Hylarana chitwanensis
- Conservation status: Data Deficient (IUCN 3.1)

Scientific classification
- Kingdom: Animalia
- Phylum: Chordata
- Class: Amphibia
- Order: Anura
- Family: Ranidae
- Genus: Hylarana
- Species: H. chitwanensis
- Binomial name: Hylarana chitwanensis (Das, 1998)
- Synonyms: Rana chitwanensis Das, 1998; Sylvirana chitwanensis (Das, 1998);

= Hylarana chitwanensis =

- Genus: Hylarana
- Species: chitwanensis
- Authority: (Das, 1998)
- Conservation status: DD
- Synonyms: Rana chitwanensis Das, 1998, Sylvirana chitwanensis (Das, 1998)

Species of frog

Hylarana chitwanensis is a species of frog in the family Ranidae endemic to Nepal. Its type locality is in the Chitwan National Park.
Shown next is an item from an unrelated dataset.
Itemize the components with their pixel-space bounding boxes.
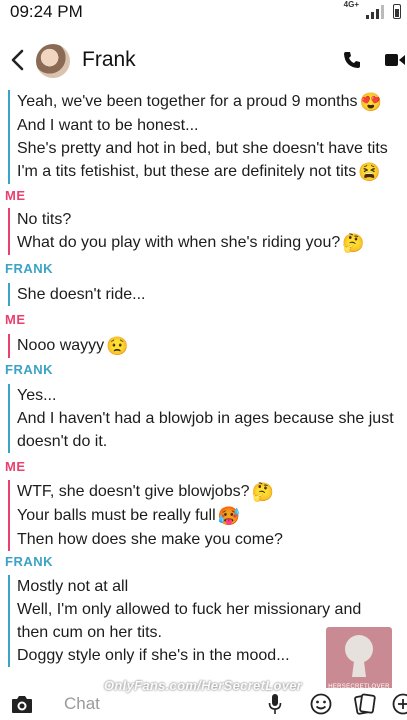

Earlier reports from India are erroneous although it is likely to occur there.

Hylarana chitwanensis is a lowland species, occurring at altitudes less than 500 m asl in the Himalayan foothills. Its natural habitats are terai grasslands, bushes and tropical Shorea forests. It is threatened by habitat loss caused by logging and dam construction.